Auch für Firmenkunden lotet „apeiron enhance“ Steueroptimierungspotenziale innerhalb des Portfolios aus und nutzt diese unter Berücksichtigung der FIFO-Methode, damit von den Kapitalerträgen am Ende möglichst viel netto in der Unternehmenskasse hängenbleibt.

 

Gibt es Nachteile der „apeiron enhance“-Technologie?

„Hin und her macht Taschen leer“ – diese Börsenweisheit spielt auf die Gebühren im Börsenhandel an. Ein Nachteil der steueroptimierten Geldanlage ist sicher, dass bei jedem Kauf und Verkauf eines Wertpapiers entsprechende Transaktionskosten anfallen. Diese nagen an der Rendite.

Die hohe Automatisierung, mit der Ginmon die ETFs kauft und verkauft, ermögliche es eigenen Angaben zufolge, die Transaktionskosten gering zu halten.
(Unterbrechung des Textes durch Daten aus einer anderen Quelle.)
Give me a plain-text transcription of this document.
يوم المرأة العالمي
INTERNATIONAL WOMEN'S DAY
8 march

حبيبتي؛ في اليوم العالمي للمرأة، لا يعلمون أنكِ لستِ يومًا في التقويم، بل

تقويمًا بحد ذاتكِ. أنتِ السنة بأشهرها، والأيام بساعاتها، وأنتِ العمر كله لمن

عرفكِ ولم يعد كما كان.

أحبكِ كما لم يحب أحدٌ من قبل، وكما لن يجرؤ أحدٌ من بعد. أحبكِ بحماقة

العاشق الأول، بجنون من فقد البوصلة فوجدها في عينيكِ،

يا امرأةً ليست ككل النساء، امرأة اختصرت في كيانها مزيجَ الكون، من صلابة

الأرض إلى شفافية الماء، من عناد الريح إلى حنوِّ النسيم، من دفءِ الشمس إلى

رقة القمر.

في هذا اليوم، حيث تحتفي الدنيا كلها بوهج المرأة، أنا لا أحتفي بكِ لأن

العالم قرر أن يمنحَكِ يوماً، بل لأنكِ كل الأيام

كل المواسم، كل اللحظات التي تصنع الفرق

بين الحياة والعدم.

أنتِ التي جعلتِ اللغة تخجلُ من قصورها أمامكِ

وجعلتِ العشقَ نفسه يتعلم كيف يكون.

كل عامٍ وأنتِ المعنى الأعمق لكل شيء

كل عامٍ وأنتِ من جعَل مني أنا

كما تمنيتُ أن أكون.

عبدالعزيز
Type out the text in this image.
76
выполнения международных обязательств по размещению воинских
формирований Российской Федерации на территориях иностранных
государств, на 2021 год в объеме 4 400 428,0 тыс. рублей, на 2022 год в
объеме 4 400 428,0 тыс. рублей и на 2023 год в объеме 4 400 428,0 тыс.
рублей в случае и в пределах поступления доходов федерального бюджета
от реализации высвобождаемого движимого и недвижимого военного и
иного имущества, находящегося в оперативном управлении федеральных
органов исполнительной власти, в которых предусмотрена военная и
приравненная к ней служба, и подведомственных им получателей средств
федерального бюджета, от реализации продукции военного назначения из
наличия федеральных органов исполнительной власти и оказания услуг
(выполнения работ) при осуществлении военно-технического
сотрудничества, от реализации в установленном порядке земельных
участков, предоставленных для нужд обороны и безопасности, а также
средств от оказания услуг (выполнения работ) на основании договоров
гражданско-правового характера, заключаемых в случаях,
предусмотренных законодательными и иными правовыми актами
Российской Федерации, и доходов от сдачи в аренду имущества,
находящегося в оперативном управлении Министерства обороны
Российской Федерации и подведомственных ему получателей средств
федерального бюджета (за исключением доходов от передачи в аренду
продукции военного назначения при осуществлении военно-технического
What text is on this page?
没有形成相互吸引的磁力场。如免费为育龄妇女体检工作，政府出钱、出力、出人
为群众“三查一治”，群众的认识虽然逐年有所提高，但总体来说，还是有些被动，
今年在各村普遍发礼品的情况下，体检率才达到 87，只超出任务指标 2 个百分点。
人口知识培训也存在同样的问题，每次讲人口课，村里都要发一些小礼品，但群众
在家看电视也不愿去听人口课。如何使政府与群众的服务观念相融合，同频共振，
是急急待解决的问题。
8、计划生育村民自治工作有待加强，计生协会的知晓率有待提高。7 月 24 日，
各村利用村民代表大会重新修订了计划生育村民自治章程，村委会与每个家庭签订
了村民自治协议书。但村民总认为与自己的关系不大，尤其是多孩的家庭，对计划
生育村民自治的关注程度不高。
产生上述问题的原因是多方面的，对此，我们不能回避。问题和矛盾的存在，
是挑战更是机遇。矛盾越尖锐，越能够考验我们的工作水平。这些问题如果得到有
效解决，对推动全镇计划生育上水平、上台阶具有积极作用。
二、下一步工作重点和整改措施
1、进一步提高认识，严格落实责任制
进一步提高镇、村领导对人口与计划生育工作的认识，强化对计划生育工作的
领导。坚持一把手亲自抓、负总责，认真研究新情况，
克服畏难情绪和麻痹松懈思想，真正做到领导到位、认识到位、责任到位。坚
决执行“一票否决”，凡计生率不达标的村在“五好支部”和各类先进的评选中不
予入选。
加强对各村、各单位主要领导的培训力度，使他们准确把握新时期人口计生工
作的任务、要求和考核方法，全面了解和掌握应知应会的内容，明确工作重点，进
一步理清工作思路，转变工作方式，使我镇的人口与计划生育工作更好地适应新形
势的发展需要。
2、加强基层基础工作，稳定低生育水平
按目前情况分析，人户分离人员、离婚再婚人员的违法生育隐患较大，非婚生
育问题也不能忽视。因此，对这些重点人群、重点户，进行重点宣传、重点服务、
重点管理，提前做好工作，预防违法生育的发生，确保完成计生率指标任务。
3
Zudem sind die Orderkosten für die Käufe und Verkäufe bereits mit der Servicegebühr in Höhe von 0,75 Prozent abgedeckt. Die Partnerbank DAB BNP Paribas unterliege dem sogenannten Best Execution Prinzip, so Ginmon. Das bedeute, dass die Wertpapiere zum bestmöglichen Preis gekauft und verkauft werden.